More than a decade ago, as a young attending physician, Dr. Donofrio witnessed a case that has stuck with her to this day. The baby’s diagnosis of transposition of the great arteries was not made until shortly before birth. In addition, the two fetal blood flow connections that allow blood to circulate had closed, causing severe heart failure. Although the care team performed an emergency delivery and immediate cardiac procedure, including initiation of a heart-lung machine in the delivery room to try to stabilize the circulation, the baby ultimately died due to complications from a very low oxygen level. “I always wonder what happened,” Dr. Donofrio says. “Was the baby’s heart always that bad and nobody noticed it, or did it change over time?”

In a paper published recently in the Journal of Neonatal-Perinatal Medicine, she and colleagues illustrate the dramatic transformation in care that has taken place in the 14 years since this unforgettable case. The new publication describes the case of a different fetus diagnosed at 22 weeks gestation with transposition of the great arteries in 2015 at Children’s National. Unlike many congenital heart disorders, the heart’s four chambers appear misleadingly normal at the typical mid-pregnancy ultrasound. Despite the challenging diagnosis for many obstetricians, this fetus’ heart condition was recognized early by looking at the arteries leaving the heart in addition to the chambers.

While such a defect is fatal if left untreated, Dr. Donofrio explains there are two pathways that can allow the blood to get to where it needs to go such that the circulation is stabilized and the damage mitigated. One is the fetal blood vessel known as the ductus arteriosus that typically stays open for a day or two after birth. The second is an opening between the heart’s two upper chambers, known as the foramen ovale, which usually closes upon delivery. By keeping those two pathways open, blood can cross from one side of the heart to the other, buying time in the delivery room so that babies can be stabilized before they receive surgery to permanently move the arteries back to their normal position.

In the 2015 case, Dr. Donofrio and colleagues had the chance to monitor the fetus and the fetal heart at follow-up appointments every four weeks after diagnosis. What they saw completely changed the course of their treatment plan and likely saved the baby’s life. With each ultrasound, they saw that the ductus arteriosus and the foramen ovale—the critical connections needed for survival—were gradually closing.
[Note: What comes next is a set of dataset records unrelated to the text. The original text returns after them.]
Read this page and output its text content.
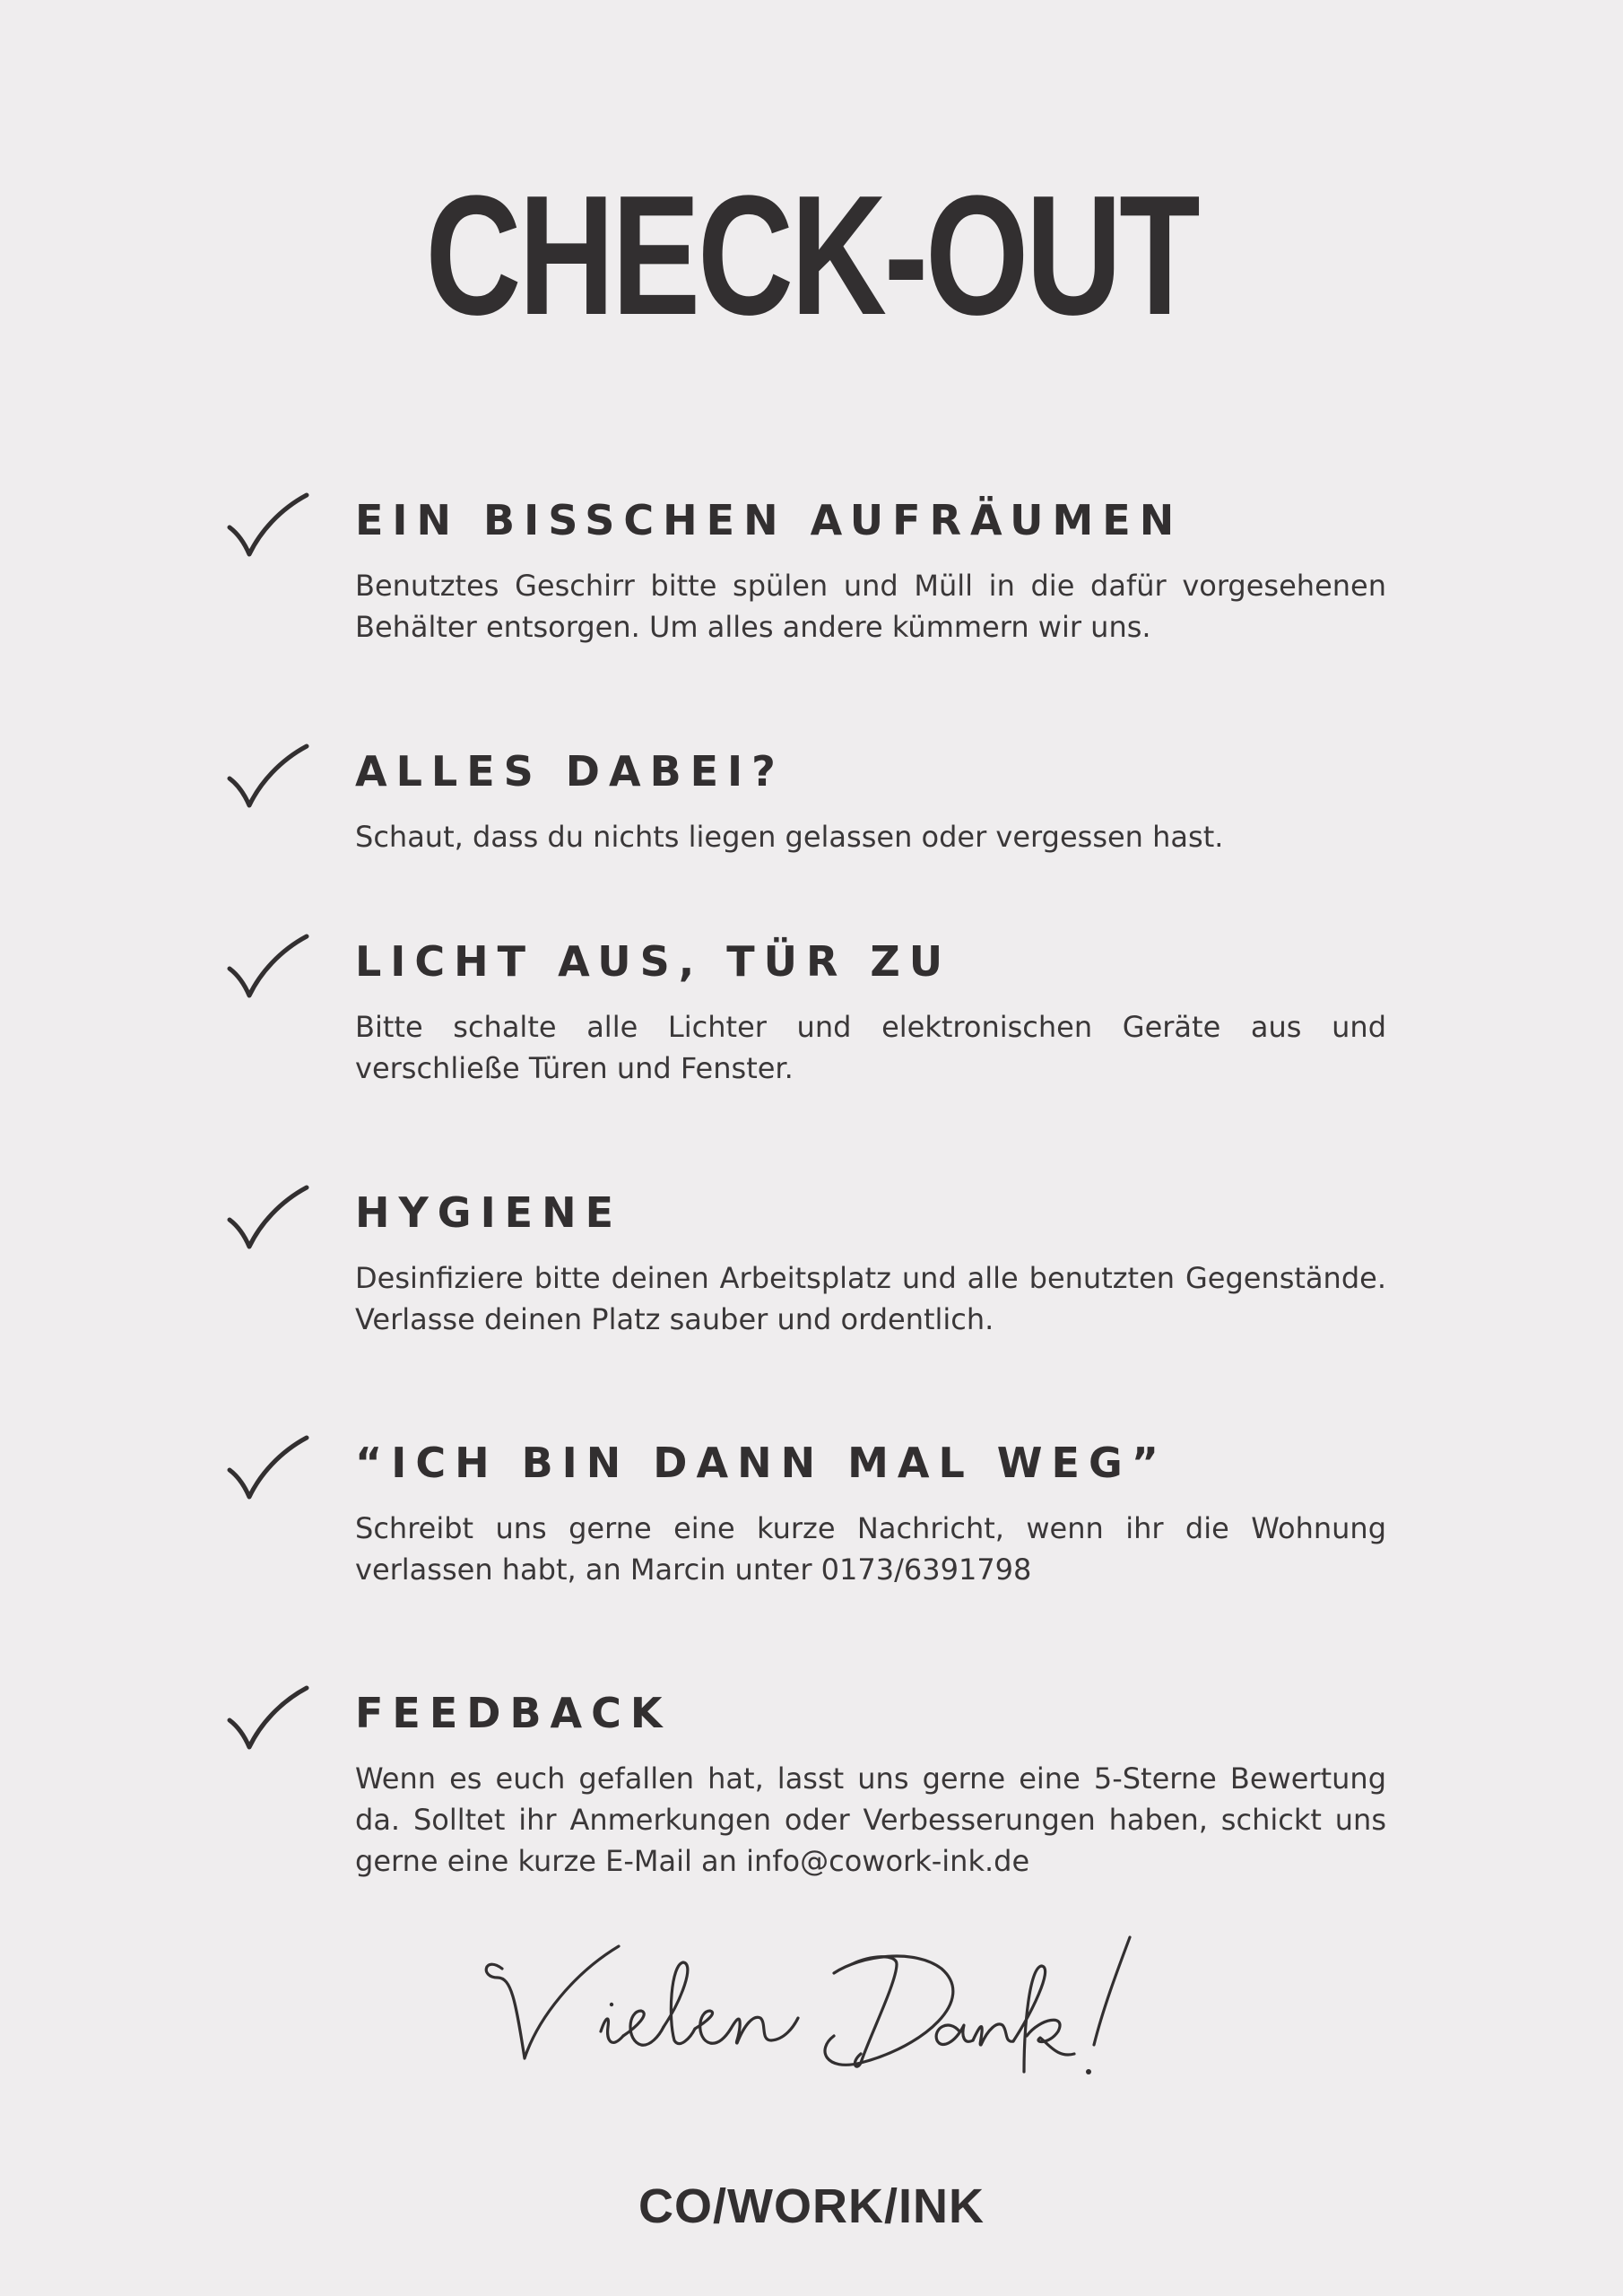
CHECK-OUT
EIN BISSCHEN AUFRÄUMEN

Benutztes Geschirr bitte spülen und Müll in die dafür vorgesehenen Behälter entsorgen. Um alles andere kümmern wir uns.

ALLES DABEI?

Schaut, dass du nichts liegen gelassen oder vergessen hast.

LICHT AUS, TÜR ZU

Bitte schalte alle Lichter und elektronischen Geräte aus und verschließe Türen und Fenster.

HYGIENE

Desinfiziere bitte deinen Arbeitsplatz und alle benutzten Gegenstände. Verlasse deinen Platz sauber und ordentlich.

“ICH BIN DANN MAL WEG”

Schreibt uns gerne eine kurze Nachricht, wenn ihr die Wohnung verlassen habt, an Marcin unter 0173/6391798

FEEDBACK

Wenn es euch gefallen hat, lasst uns gerne eine 5-Sterne Bewertung da. Solltet ihr Anmerkungen oder Verbesserungen haben, schickt uns gerne eine kurze E-Mail an info@cowork-ink.de

CO/WORK/INK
Dr. Donofrio noted at the fetal evaluation at 38 weeks that the structures had closed, and the heart was showing signs that it was not functioning well.  She and her team realized that the only way to save this baby was to deliver earlier than planned and to have cardiac specialists standing by ready to perform a life-saving procedure to open the connections right after the baby was separated from the placenta. The baby was delivered by Cesarean section in the cardiac operating room at Children’s. The cardiac intervention team immediately created a hole where the foramen ovale should have been by using a balloon to open the tissue that had closed. The care team also administered a prostaglandin infusion, a drug that can keep the ductus arteriosis open. This time, however, the medicine did not work. The baby was stabilized with several cardiac medications and, with little time to spare, the cardiac surgeons operated on the one-day-old baby to switch his great arteries back to the normal position, saving his life.

The baby is now 1-year-old, Dr. Donofrio says, and is healthy—a scenario that likely wouldn’t have happened had the fetal team not made the diagnosis and continually monitored the condition in the womb.

“I remember back to that first case when we were really scrambling to do everything we could at the last minute because we didn’t have the information we needed until the very end,” Dr. Donofrio says. “Now, we can spot problems early and do something about it. For me, that’s amazing. We’re making a difference, and that’s a really great thing.”